Last month during a quick trip down the northeast side of the Bodie Hills along NF-028 (a.k.a. Ninemile Ranch Road), I turned onto NF-128 and drove a short distance up the low northern slope of the Bodie Hills.
(See Flickr for a panoramic version of this photo)
There has been some prospecting in this area, but not much mining, so there are few roads through the relatively undisturbed pinyon-juniper woodland and few names on the features in this landscape. The drainage on the left side of this view is Red Wash Creek (which is usually dry), but none of these hills have names. Let’s call the place where I’m standing “Hilaria Hill,” because . . .
Walking around on this low hill, I quickly encountered Galetta (Hilaria jamesii), a native grass that inhabits much of the arid southwest.
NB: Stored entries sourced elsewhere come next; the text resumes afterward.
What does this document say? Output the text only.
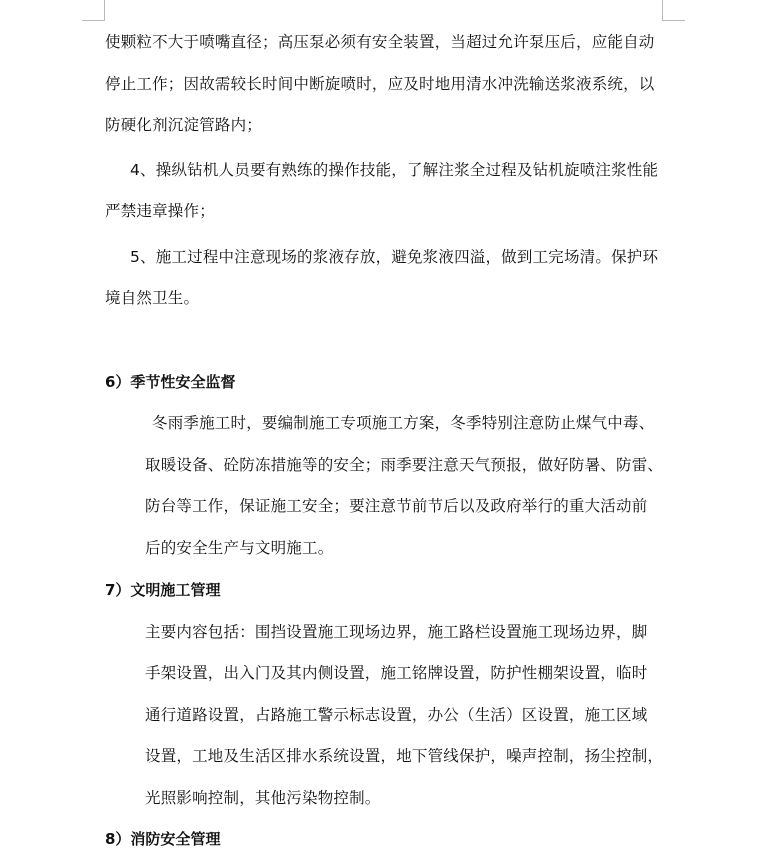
使颗粒不大于喷嘴直径；高压泵必须有安全装置，当超过允许泵压后，应能自动
停止工作；因故需较长时间中断旋喷时，应及时地用清水冲洗输送浆液系统，以
防硬化剂沉淀管路内；
4、操纵钻机人员要有熟练的操作技能，了解注浆全过程及钻机旋喷注浆性能
严禁违章操作；
5、施工过程中注意现场的浆液存放，避免浆液四溢，做到工完场清。保护环
境自然卫生。
6）季节性安全监督
冬雨季施工时，要编制施工专项施工方案，冬季特别注意防止煤气中毒、
取暖设备、砼防冻措施等的安全；雨季要注意天气预报，做好防暑、防雷、
防台等工作，保证施工安全；要注意节前节后以及政府举行的重大活动前
后的安全生产与文明施工。
7）文明施工管理
主要内容包括：围挡设置施工现场边界，施工路栏设置施工现场边界，脚
手架设置，出入门及其内侧设置，施工铭牌设置，防护性棚架设置，临时
通行道路设置，占路施工警示标志设置，办公（生活）区设置，施工区域
设置，工地及生活区排水系统设置，地下管线保护，噪声控制，扬尘控制，
光照影响控制，其他污染物控制。
8）消防安全管理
Here, less than a mile from the southern boundary of Lyon County, Nevada, we are on the very westernmost edge of the species’ range.
Other plants here include the viciously armed Shortspine horsebrush (Tetradimia spinosa), the lovely Desert globemallow (Sphaeralcea ambigua) and the virtually leafless Nevada Mormon Tea (Ephedra nevadensis). There are lots more — I need to explore this place some more and go farther up the road. South of here there are some hydrothermally altered soils with Jeffrey pines that are disjunct from their primary range along the east side of the Sierra Nevada.